Artikel Luna di Harvard Business Review juga memperingatkan bahwa dalam pendekatan “keluarga”, manajemen menjadi “orang tua” dan karyawan sebagai “anak-anak” dapat memiliki konsekuensi serius dalam hal ketidakberdayaan:
Dinamika ini juga dapat membuat karyawan merasa tidak berdaya (biasanya orang tua yang memutuskan, dan anak-anak mengikuti perintah) untuk membela diri mereka sendiri dan melakukan pekerjaan yang berada di luar zona nyaman mereka. Hal ini memungkinkan kepribadian dan dinamika yang telah ditentukan sebelumnya untuk mengambil preseden atas apa yang diharapkan untuk melakukan pekerjaan mereka dengan baik.
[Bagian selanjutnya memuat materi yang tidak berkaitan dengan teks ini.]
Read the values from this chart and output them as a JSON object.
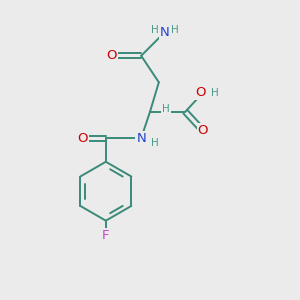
{
  "background_color": "#ebebeb",
  "bond_color": "#3a8a7a",
  "atom_colors": {
    "O": "#cc0000",
    "N": "#2244cc",
    "F": "#cc44cc",
    "H": "#4a9a8a",
    "C": "#3a8a7a"
  },
  "figsize": [
    3.0,
    3.0
  ],
  "dpi": 100,
  "xlim": [
    0,
    10
  ],
  "ylim": [
    0,
    10
  ]
}
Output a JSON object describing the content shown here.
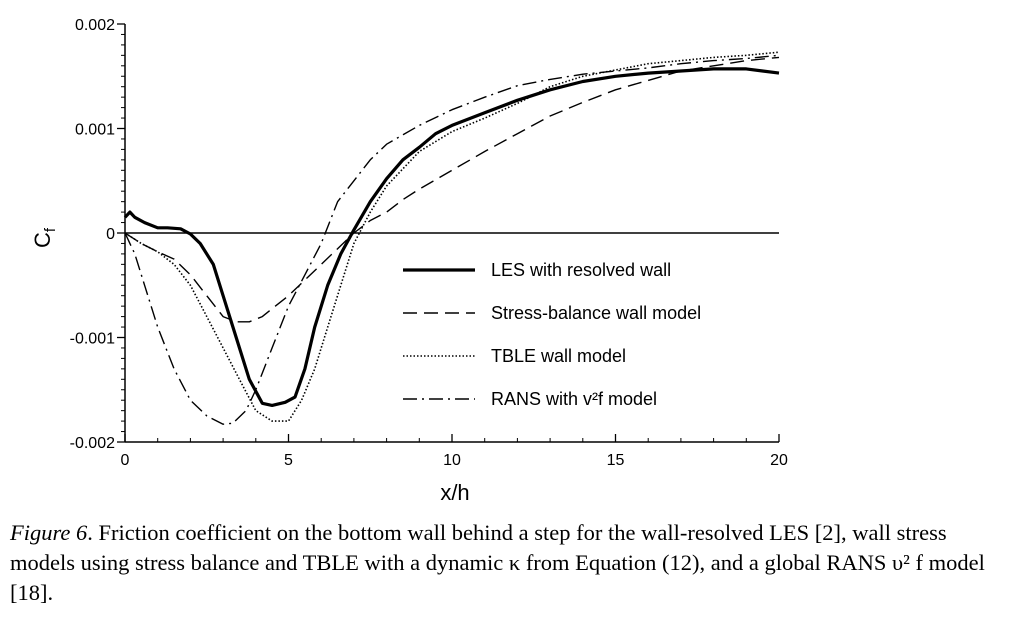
{
  "chart_data": {
    "type": "line",
    "xlabel": "x/h",
    "ylabel": "C",
    "ylabel_sub": "f",
    "xlim": [
      0,
      20
    ],
    "ylim": [
      -0.002,
      0.002
    ],
    "xticks": [
      0,
      5,
      10,
      15,
      20
    ],
    "xtick_labels": [
      "0",
      "5",
      "10",
      "15",
      "20"
    ],
    "yticks": [
      -0.002,
      -0.001,
      0,
      0.001,
      0.002
    ],
    "ytick_labels": [
      "-0.002",
      "-0.001",
      "0",
      "0.001",
      "0.002"
    ],
    "legend_position": "center-right",
    "zero_line": true,
    "series": [
      {
        "name": "LES with resolved wall",
        "style": "solid",
        "x": [
          0,
          0.15,
          0.3,
          0.6,
          1.0,
          1.3,
          1.7,
          2.0,
          2.3,
          2.7,
          3.0,
          3.4,
          3.8,
          4.2,
          4.5,
          4.9,
          5.2,
          5.5,
          5.8,
          6.2,
          6.6,
          7.0,
          7.5,
          8.0,
          8.5,
          9.0,
          9.5,
          10,
          11,
          12,
          13,
          14,
          15,
          16,
          17,
          18,
          19,
          19.5,
          20
        ],
        "y": [
          0.00015,
          0.0002,
          0.00015,
          0.0001,
          5e-05,
          5e-05,
          4e-05,
          -1e-05,
          -0.0001,
          -0.0003,
          -0.0006,
          -0.001,
          -0.0014,
          -0.00163,
          -0.00165,
          -0.00162,
          -0.00157,
          -0.0013,
          -0.0009,
          -0.0005,
          -0.0002,
          3e-05,
          0.0003,
          0.00052,
          0.0007,
          0.00082,
          0.00095,
          0.00103,
          0.00115,
          0.00127,
          0.00137,
          0.00145,
          0.0015,
          0.00153,
          0.00155,
          0.00157,
          0.00157,
          0.00155,
          0.00153
        ]
      },
      {
        "name": "Stress-balance wall model",
        "style": "dashed",
        "x": [
          0,
          0.5,
          1.0,
          1.5,
          2.0,
          2.5,
          3.0,
          3.4,
          3.8,
          4.2,
          4.6,
          5.0,
          5.5,
          6.0,
          6.5,
          7.0,
          7.5,
          8.0,
          8.5,
          9,
          10,
          11,
          12,
          13,
          14,
          15,
          16,
          17,
          18,
          19,
          20
        ],
        "y": [
          0,
          -0.0001,
          -0.00018,
          -0.00025,
          -0.0004,
          -0.0006,
          -0.0008,
          -0.00085,
          -0.00085,
          -0.0008,
          -0.0007,
          -0.0006,
          -0.00045,
          -0.0003,
          -0.00015,
          0,
          0.00012,
          0.0002,
          0.00032,
          0.00042,
          0.0006,
          0.00078,
          0.00095,
          0.00112,
          0.00125,
          0.00137,
          0.00146,
          0.00155,
          0.0016,
          0.00165,
          0.00168
        ]
      },
      {
        "name": "TBLE wall model",
        "style": "dotted",
        "x": [
          0,
          0.5,
          1.0,
          1.5,
          2.0,
          2.5,
          3.0,
          3.5,
          4.0,
          4.5,
          5.0,
          5.4,
          5.8,
          6.2,
          6.6,
          7.0,
          7.5,
          8,
          9,
          10,
          11,
          12,
          13,
          14,
          15,
          16,
          17,
          18,
          19,
          20
        ],
        "y": [
          0,
          -0.0001,
          -0.00018,
          -0.0003,
          -0.0005,
          -0.0008,
          -0.0011,
          -0.0014,
          -0.0017,
          -0.0018,
          -0.0018,
          -0.0016,
          -0.0013,
          -0.0009,
          -0.0005,
          -0.0001,
          0.0002,
          0.00045,
          0.00078,
          0.00097,
          0.0011,
          0.00124,
          0.0014,
          0.0015,
          0.00156,
          0.00162,
          0.00165,
          0.00168,
          0.0017,
          0.00173
        ]
      },
      {
        "name": "RANS with v²f model",
        "style": "dashdot",
        "x": [
          0,
          0.3,
          0.6,
          1.0,
          1.5,
          2.0,
          2.5,
          3.0,
          3.3,
          3.7,
          4.0,
          4.5,
          5.0,
          5.5,
          6.0,
          6.5,
          7.0,
          7.5,
          8,
          9,
          10,
          11,
          12,
          13,
          14,
          15,
          16,
          17,
          18,
          19,
          20
        ],
        "y": [
          0,
          -0.0002,
          -0.0005,
          -0.0009,
          -0.0013,
          -0.0016,
          -0.00175,
          -0.00183,
          -0.00182,
          -0.0017,
          -0.0015,
          -0.0011,
          -0.0007,
          -0.0004,
          -0.0001,
          0.0003,
          0.0005,
          0.0007,
          0.00085,
          0.00103,
          0.00118,
          0.0013,
          0.00141,
          0.00147,
          0.00152,
          0.00155,
          0.00158,
          0.00162,
          0.00165,
          0.00167,
          0.0017
        ]
      }
    ]
  },
  "caption": {
    "label": "Figure 6",
    "text": ". Friction coefficient on the bottom wall behind a step for the wall-resolved LES [2], wall stress models using stress balance and TBLE with a dynamic κ from Equation (12), and a global RANS υ² f model [18]."
  }
}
Seperti semua bentuk perenalisme, seluruh gagasan “kita adalah keluarga” dalam pendekatan korporasi berakar pada pertanyaan tentang kekuasaan. Ini tidak hanya menetapkan majikan atau manajemen sebagai orang tua dan pekerja sebagai anak-anak, tetapi menyatakan semua orang berada di luar keluarga. Inilah salah satu alasan mengapa gagasan tentang perusahaan sebagai sebuah keluarga tetap bertahan hingga hari ini meskipun kegagalannya berulang kali dan risiko yang jelas. Ini memungkinkan manajemen untuk menolak serikat pekerja dan mendorong pekerja untuk menolak bergabung dengan serikat pekerja atas dasar bahwa: kami adalah keluarga dan kami tidak membutuhkan orang luar ini!
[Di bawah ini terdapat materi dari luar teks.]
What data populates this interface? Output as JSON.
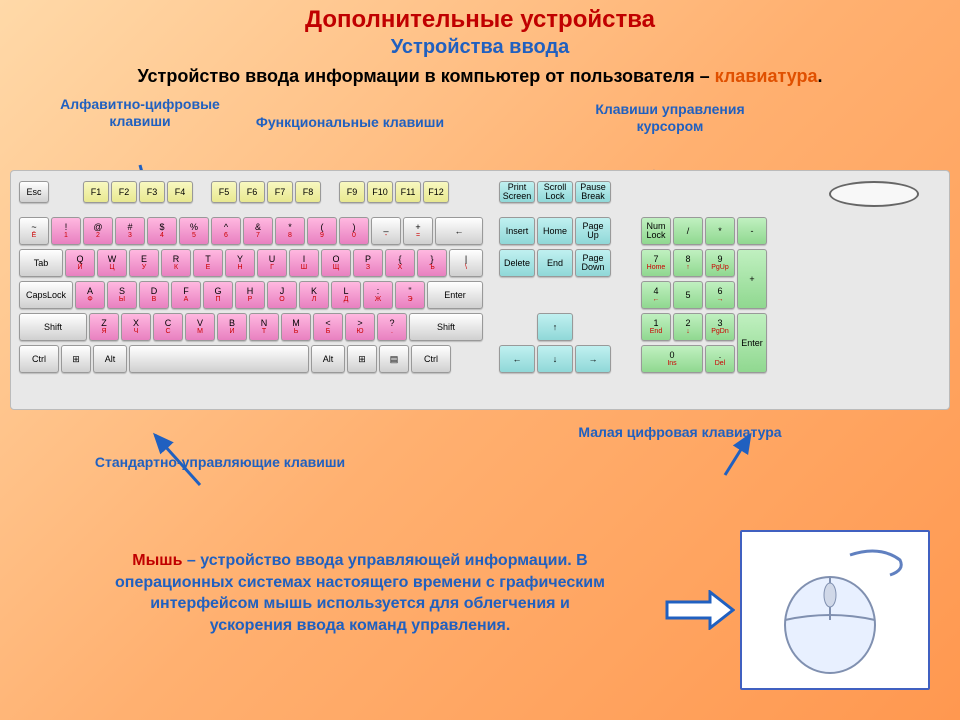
{
  "colors": {
    "bg_gradient": [
      "#ffd9a8",
      "#ffb070",
      "#ff9850"
    ],
    "title": "#c00000",
    "subtitle": "#2060c0",
    "label": "#2060c0",
    "highlight": "#e05000",
    "mouse_hl": "#c00000",
    "pink": "#e880c0",
    "yellow": "#e8e890",
    "cyan": "#90d8d8",
    "green": "#90d890",
    "grey": "#d0d0d0",
    "arrow": "#2060c0",
    "mouse_border": "#4060c0"
  },
  "title": "Дополнительные устройства",
  "subtitle": "Устройства ввода",
  "intro_pre": "Устройство ввода информации в компьютер от пользователя – ",
  "intro_hl": "клавиатура",
  "intro_post": ".",
  "labels": {
    "alnum": "Алфавитно-цифровые клавиши",
    "func": "Функциональные клавиши",
    "cursor": "Клавиши управления курсором",
    "control": "Стандартно-управляющие клавиши",
    "numpad": "Малая цифровая клавиатура"
  },
  "mouse": {
    "hl": "Мышь",
    "text": " – устройство ввода управляющей информации. В операционных системах настоящего времени с графическим интерфейсом мышь используется для облегчения и ускорения ввода команд управления."
  },
  "keyboard": {
    "esc": "Esc",
    "frow": [
      "F1",
      "F2",
      "F3",
      "F4",
      "F5",
      "F6",
      "F7",
      "F8",
      "F9",
      "F10",
      "F11",
      "F12"
    ],
    "num_row": [
      {
        "t": "~",
        "s": "Ё"
      },
      {
        "t": "!",
        "s": "1"
      },
      {
        "t": "@",
        "s": "2"
      },
      {
        "t": "#",
        "s": "3"
      },
      {
        "t": "$",
        "s": "4"
      },
      {
        "t": "%",
        "s": "5"
      },
      {
        "t": "^",
        "s": "6"
      },
      {
        "t": "&",
        "s": "7"
      },
      {
        "t": "*",
        "s": "8"
      },
      {
        "t": "(",
        "s": "9"
      },
      {
        "t": ")",
        "s": "0"
      },
      {
        "t": "_",
        "s": "-"
      },
      {
        "t": "+",
        "s": "="
      },
      {
        "t": "←",
        "s": ""
      }
    ],
    "qrow_pre": "Tab",
    "qrow": [
      {
        "t": "Q",
        "s": "Й"
      },
      {
        "t": "W",
        "s": "Ц"
      },
      {
        "t": "E",
        "s": "У"
      },
      {
        "t": "R",
        "s": "К"
      },
      {
        "t": "T",
        "s": "Е"
      },
      {
        "t": "Y",
        "s": "Н"
      },
      {
        "t": "U",
        "s": "Г"
      },
      {
        "t": "I",
        "s": "Ш"
      },
      {
        "t": "O",
        "s": "Щ"
      },
      {
        "t": "P",
        "s": "З"
      },
      {
        "t": "{",
        "s": "Х"
      },
      {
        "t": "}",
        "s": "Ъ"
      }
    ],
    "caps": "CapsLock",
    "arow": [
      {
        "t": "A",
        "s": "Ф"
      },
      {
        "t": "S",
        "s": "Ы"
      },
      {
        "t": "D",
        "s": "В"
      },
      {
        "t": "F",
        "s": "А"
      },
      {
        "t": "G",
        "s": "П"
      },
      {
        "t": "H",
        "s": "Р"
      },
      {
        "t": "J",
        "s": "О"
      },
      {
        "t": "K",
        "s": "Л"
      },
      {
        "t": "L",
        "s": "Д"
      },
      {
        "t": ":",
        "s": "Ж"
      },
      {
        "t": "\"",
        "s": "Э"
      }
    ],
    "enter": "Enter",
    "shift": "Shift",
    "zrow": [
      {
        "t": "Z",
        "s": "Я"
      },
      {
        "t": "X",
        "s": "Ч"
      },
      {
        "t": "C",
        "s": "С"
      },
      {
        "t": "V",
        "s": "М"
      },
      {
        "t": "B",
        "s": "И"
      },
      {
        "t": "N",
        "s": "Т"
      },
      {
        "t": "M",
        "s": "Ь"
      },
      {
        "t": "<",
        "s": "Б"
      },
      {
        "t": ">",
        "s": "Ю"
      },
      {
        "t": "?",
        "s": "."
      }
    ],
    "ctrl": "Ctrl",
    "alt": "Alt",
    "nav1": [
      "Print Screen",
      "Scroll Lock",
      "Pause Break"
    ],
    "nav2": [
      "Insert",
      "Home",
      "Page Up"
    ],
    "nav3": [
      "Delete",
      "End",
      "Page Down"
    ],
    "arrows": [
      "↑",
      "←",
      "↓",
      "→"
    ],
    "numlock": "Num Lock",
    "np_top": [
      "/",
      "*",
      "-"
    ],
    "np": [
      {
        "t": "7",
        "s": "Home"
      },
      {
        "t": "8",
        "s": "↑"
      },
      {
        "t": "9",
        "s": "PgUp"
      },
      {
        "t": "4",
        "s": "←"
      },
      {
        "t": "5",
        "s": ""
      },
      {
        "t": "6",
        "s": "→"
      },
      {
        "t": "1",
        "s": "End"
      },
      {
        "t": "2",
        "s": "↓"
      },
      {
        "t": "3",
        "s": "PgDn"
      }
    ],
    "np_plus": "+",
    "np_enter": "Enter",
    "np_ins": {
      "t": "0",
      "s": "Ins"
    },
    "np_del": {
      "t": ".",
      "s": "Del"
    }
  },
  "layout": {
    "key_w": 30,
    "key_h": 28,
    "frow_w": 26,
    "frow_h": 22,
    "nav_w": 36,
    "nav_h": 28,
    "np_w": 30,
    "np_h": 28
  }
}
Dalam hal ini ada pengaruh kuat Amerika Utara dalam ideologi dan praktik manajemen di kawasan Asia/Pasifik saat ini. Serikat pekerja dipandang sebagai pihak ketiga yang bermusuhan yang mengganggu hubungan antara manajemen dan karyawan. Bahkan, sumber daya keuangan yang besar diarahkan ke konsultan dan firma hukum yang tugas tunggalnya digambarkan sebagai “penghindaran serikat”. Ketika sebuah perusahaan makanan global yang besar mengiklankan manajer SDM di Amerika Utara, itu secara eksplisit membutuhkan “pengalaman dalam penghindaran serikat pekerja”.
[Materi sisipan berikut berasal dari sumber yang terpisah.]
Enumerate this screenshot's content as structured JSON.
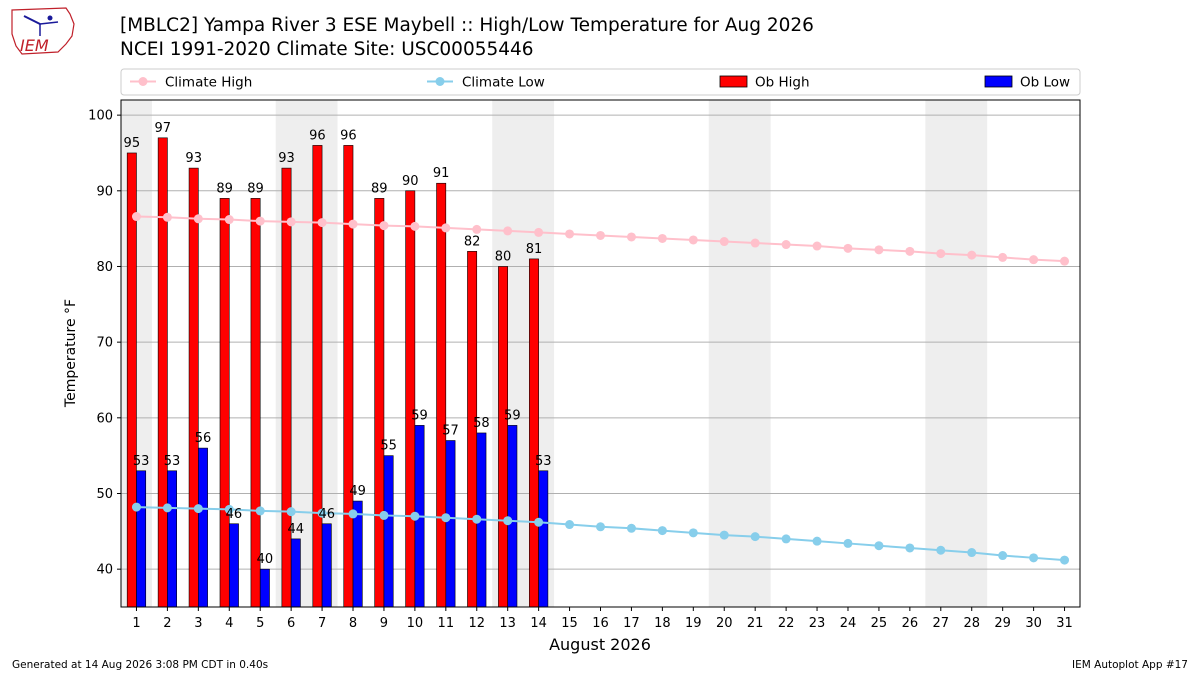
{
  "header": {
    "title_line1": "[MBLC2] Yampa River 3 ESE Maybell :: High/Low Temperature for Aug 2026",
    "title_line2": "NCEI 1991-2020 Climate Site: USC00055446",
    "logo_text": "IEM"
  },
  "footer": {
    "generated": "Generated at 14 Aug 2026 3:08 PM CDT in 0.40s",
    "app": "IEM Autoplot App #17"
  },
  "chart_data": {
    "type": "bar",
    "xlabel": "August 2026",
    "ylabel": "Temperature °F",
    "ylim": [
      35,
      102
    ],
    "xlim": [
      0.5,
      31.5
    ],
    "yticks": [
      40,
      50,
      60,
      70,
      80,
      90,
      100
    ],
    "grid": "horizontal",
    "legend_position": "top",
    "weekend_shading": [
      [
        1,
        1
      ],
      [
        6,
        7
      ],
      [
        13,
        14
      ],
      [
        20,
        21
      ],
      [
        27,
        28
      ]
    ],
    "days": [
      1,
      2,
      3,
      4,
      5,
      6,
      7,
      8,
      9,
      10,
      11,
      12,
      13,
      14,
      15,
      16,
      17,
      18,
      19,
      20,
      21,
      22,
      23,
      24,
      25,
      26,
      27,
      28,
      29,
      30,
      31
    ],
    "colors": {
      "ob_high": "#ff0000",
      "ob_low": "#0000ff",
      "climate_high": "#ffc0cb",
      "climate_low": "#87ceeb",
      "shade": "#eeeeee",
      "grid": "#b0b0b0"
    },
    "legend": [
      {
        "name": "Climate High",
        "kind": "line",
        "color": "#ffc0cb"
      },
      {
        "name": "Climate Low",
        "kind": "line",
        "color": "#87ceeb"
      },
      {
        "name": "Ob High",
        "kind": "bar",
        "color": "#ff0000"
      },
      {
        "name": "Ob Low",
        "kind": "bar",
        "color": "#0000ff"
      }
    ],
    "series": [
      {
        "name": "Ob High",
        "values": [
          95,
          97,
          93,
          89,
          89,
          93,
          96,
          96,
          89,
          90,
          91,
          82,
          80,
          81
        ]
      },
      {
        "name": "Ob Low",
        "values": [
          53,
          53,
          56,
          46,
          40,
          44,
          46,
          49,
          55,
          59,
          57,
          58,
          59,
          53
        ]
      },
      {
        "name": "Climate High",
        "values": [
          86.6,
          86.5,
          86.3,
          86.2,
          86.0,
          85.9,
          85.8,
          85.6,
          85.4,
          85.3,
          85.1,
          84.9,
          84.7,
          84.5,
          84.3,
          84.1,
          83.9,
          83.7,
          83.5,
          83.3,
          83.1,
          82.9,
          82.7,
          82.4,
          82.2,
          82.0,
          81.7,
          81.5,
          81.2,
          80.9,
          80.7
        ]
      },
      {
        "name": "Climate Low",
        "values": [
          48.2,
          48.1,
          48.0,
          47.9,
          47.7,
          47.6,
          47.4,
          47.3,
          47.1,
          47.0,
          46.8,
          46.6,
          46.4,
          46.2,
          45.9,
          45.6,
          45.4,
          45.1,
          44.8,
          44.5,
          44.3,
          44.0,
          43.7,
          43.4,
          43.1,
          42.8,
          42.5,
          42.2,
          41.8,
          41.5,
          41.2
        ]
      }
    ]
  }
}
Kerugian yang terjadi pada pekerja dan kemampuan mereka untuk melaksanakan hak asasi mereka yang sudah jelas diakui secara internasional. Pasal 23 (4) Deklarasi Hak Asasi Manusia PBB menyatakan bahwa setiap orang berhak untuk membentuk atau bergabung dengan serikat pekerja untuk melindungi kepentingannya. ILO menetapkan ini sebagai hak fundamental. Tidak ada kualifikasi atau catatan kaki yang menyatakan, “kecuali jika hubungan kerja itu seperti keluarga!” namun menyebut perusahaan atau tempat kerja sebagai “keluarga” entah bagaimana membenarkan penolakan hak-hak itu.
Ini juga merugikan perusahaan. Hanya sedikit manajer yang benar-benar memahami hubungan Industrial dan bahkan lebih sedikit lagi yang mempraktikkannya. Kelompok yang mengilang dengan cepat ini merupakan kelompok manajer yang memiliki pengalaman hubungan Industrial dan mereka tahu bahwa hubungan Industrial yang baik sangat penting untuk setiap bisnis yang sukses. Dan di era yang menuntut keberlanjutan yang lebih besar, itu bahkan lebih penting dari sebelumnya.
Hubungan Industrial yang baik memastikan pekerja memiliki perwakilan kolektif melalui serikat pekerja yang mereka miliki dan menjamin mereka dapat mengakses hak-hak mereka. Hubungan Industrial yang baik adalah berdasarkan rasa saling menghormati, yang sehat dan dapat menyelesaikan perselisihan serta pemogokan, dan juga meningkatkan moral dan produktivitas. Pekerja yang diberdayakan oleh serikat mereka, dapat berbicara menentang kekerasan berbasis gender, pelecehan seksual dan korupsi. Dalam hal ini tingkat manajemen yang lebih tinggi akan mendengar apa yang seharusnya (dan perlu) mereka dengar mengenai kenyataan di tempat kerja. Ini memperkuat tata kelola perusahaan. Menyebut tempat kerja sebagai keluarga hanya akan memperkuat kekuatan manajemen lokal yang tidak terkendali dan merusak tata kelola perusahaan. Ini bukan keluarga, ini bisnis.
Pabrik tempat kami bersengketa pada tahun 2011 selalu melakukan kesalahan kepengurusan dan akhirnya ditutup. Perusahaan mengabaikan hak berunding bersama anggota kami, melanggar konvensi perburuhan internasional yang mereka klaim untuk dipatuhi, dan secara paksa memberhentikan semua pekerja tanpa negosiasi. Terlalu berlebihan untuk keluarga.